どうしたらそれを、共存できるものにすることができるのだろう。

あたしは、とリオは気付いた。
本当に、ただの安定剤だ。光みたいに、闇を中和させて消すことなんてできない。
ただ、包んで隠すだけ。

リオは手を伸ばして、しゃがんだままのライリスを抱き締めた。
「ライリス」
包んで。
「ライリス……顔を上げて。自分で自分を傷つけちゃダメだよ」
隠して。
「ね、ライリス。あなたのお母さんと同じ道をたどらないで」
ライリスは答えず、少し甘えるようにリオの肩に腕を回した。
「……ライリス?」
ふふ、とライリスは笑った。
「父さんだってさ。同じ屋根の下に父親がいるんだ。……母さんは喜ぶだろうなぁ」
リオは必死にライリスに話しかけた。
やめて。ひびを割らないで。
「ダメだよ。ライリス、あなたはいつだって前を見ていたのに」
ぎゅう、とライリスの腕に力がこもる。
リオは囁いた。
「向かい合うって決めたんでしょう……?」

ライリスは沈黙と不動を守っていたが、やがてゆっくりと体を離した。
「……わかった。
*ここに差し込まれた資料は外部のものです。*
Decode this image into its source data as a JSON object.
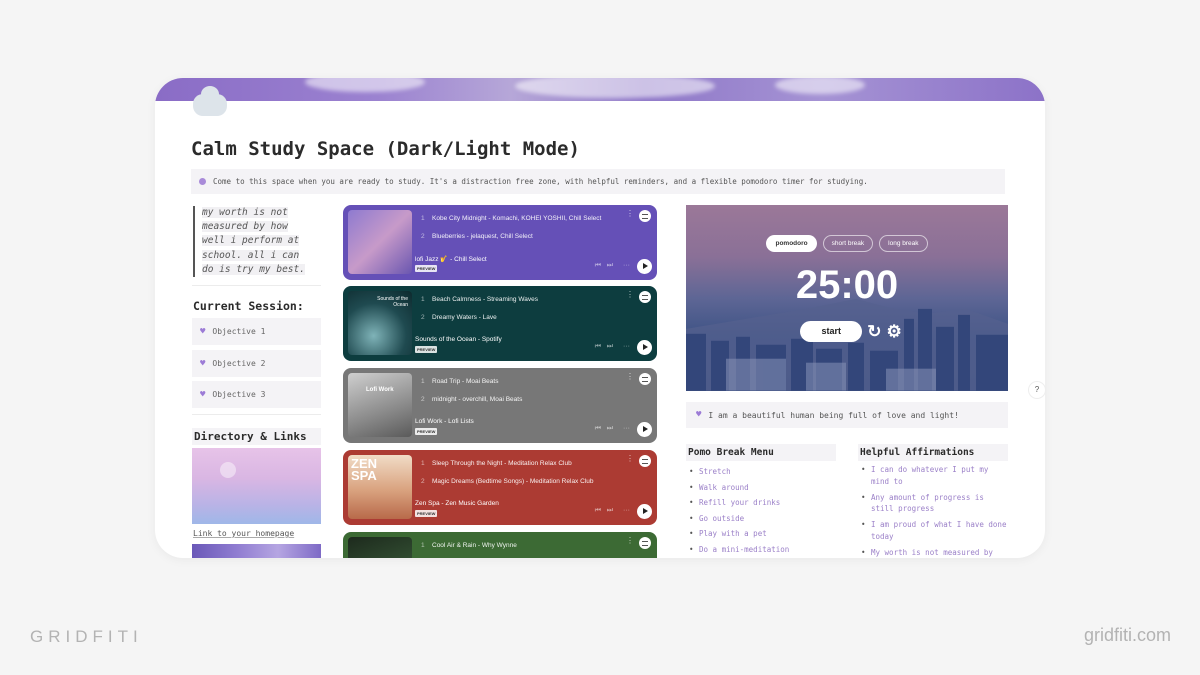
{
  "page": {
    "title": "Calm Study Space (Dark/Light Mode)",
    "page_icon": "cloud-icon",
    "intro_callout": "Come to this space when you are ready to study. It's a distraction free zone, with helpful reminders, and a flexible pomodoro timer for studying."
  },
  "left": {
    "quote_lines": [
      "my worth is not",
      "measured by how",
      "well i perform at",
      "school. all i can",
      "do is try my best."
    ],
    "session_heading": "Current Session:",
    "objectives": [
      "Objective 1",
      "Objective 2",
      "Objective 3"
    ],
    "directory_heading": "Directory & Links",
    "homepage_link": "Link to your homepage"
  },
  "playlists": [
    {
      "color": "#6550b7",
      "tracks": [
        {
          "n": "1",
          "title": "Kobe City Midnight - Komachi, KOHEI YOSHII, Chill Select"
        },
        {
          "n": "2",
          "title": "Blueberries - jelaquest, Chill Select"
        }
      ],
      "name": "lofi Jazz 🎷 - Chill Select",
      "badge": "PREVIEW"
    },
    {
      "color": "#0d3d3f",
      "tracks": [
        {
          "n": "1",
          "title": "Beach Calmness - Streaming Waves"
        },
        {
          "n": "2",
          "title": "Dreamy Waters - Lave"
        }
      ],
      "name": "Sounds of the Ocean - Spotify",
      "badge": "PREVIEW",
      "art_text": "Sounds of the Ocean"
    },
    {
      "color": "#777777",
      "tracks": [
        {
          "n": "1",
          "title": "Road Trip - Moai Beats"
        },
        {
          "n": "2",
          "title": "midnight - overchill, Moai Beats"
        }
      ],
      "name": "Lofi Work - Lofi Lists",
      "badge": "PREVIEW",
      "art_text": "Lofi Work"
    },
    {
      "color": "#ac3b33",
      "tracks": [
        {
          "n": "1",
          "title": "Sleep Through the Night - Meditation Relax Club"
        },
        {
          "n": "2",
          "title": "Magic Dreams (Bedtime Songs) - Meditation Relax Club"
        }
      ],
      "name": "Zen Spa - Zen Music Garden",
      "badge": "PREVIEW",
      "art_text": "ZEN SPA"
    },
    {
      "color": "#3c6a34",
      "tracks": [
        {
          "n": "1",
          "title": "Cool Air & Rain - Why Wynne"
        }
      ],
      "name": "",
      "badge": ""
    }
  ],
  "pomodoro": {
    "tabs": [
      "pomodoro",
      "short break",
      "long break"
    ],
    "active_tab": "pomodoro",
    "time": "25:00",
    "start_label": "start",
    "reset_icon": "↻",
    "settings_icon": "⚙"
  },
  "affirmation_callout": "I am a beautiful human being full of love and light!",
  "break_menu": {
    "heading": "Pomo Break Menu",
    "items": [
      "Stretch",
      "Walk around",
      "Refill your drinks",
      "Go outside",
      "Play with a pet",
      "Do a mini-meditation"
    ]
  },
  "affirmations": {
    "heading": "Helpful Affirmations",
    "items": [
      "I can do whatever I put my mind to",
      "Any amount of progress is still progress",
      "I am proud of what I have done today",
      "My worth is not measured by"
    ]
  },
  "help_button": "?",
  "branding": {
    "left": "GRIDFITI",
    "right": "gridfiti.com"
  },
  "colors": {
    "accent": "#a98bd9",
    "callout_bg": "#f4f3f6",
    "list_text": "#9b80c8"
  }
}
そうだね」
ぽつりとそう呟く。
「向かい合うって決めたのは自分なのにね」
ライリスは微笑む。
木の葉色の瞳は限り無い哀しみと強さを湛えて。
それでもひどく脆くて、壊れそうに繊細で。
「ごめん、リオ……ありがとう。おかげで保ち直せたよ」
「ううん」
リオは首を横に振った。
「これしかできないから……本当に」




リオはライリスの部屋を出て、重いものを引きずりながら廊下を歩いていた。
くすぶっているのは自分の闇だった。
ライリスに触れたことで、なんだか思い出さずにはいられなかった。

レオリア、と懐かしい声が呼ぶ。
リオ、と言って抱き締めてくれた腕がある。

「あたしが一番、行ってしまいたいのに」
光も闇も届かぬ世界へ。

それでもここにとどまり続けるのは、何のため?
「そんなことをしても、過去は戻ってこないと知ってるから?」

違う。

――― 彼らがここにいたから。
皆がここにいるからだ。

そう考え、目を閉じて、リオは自分自身のひびを塞いだ。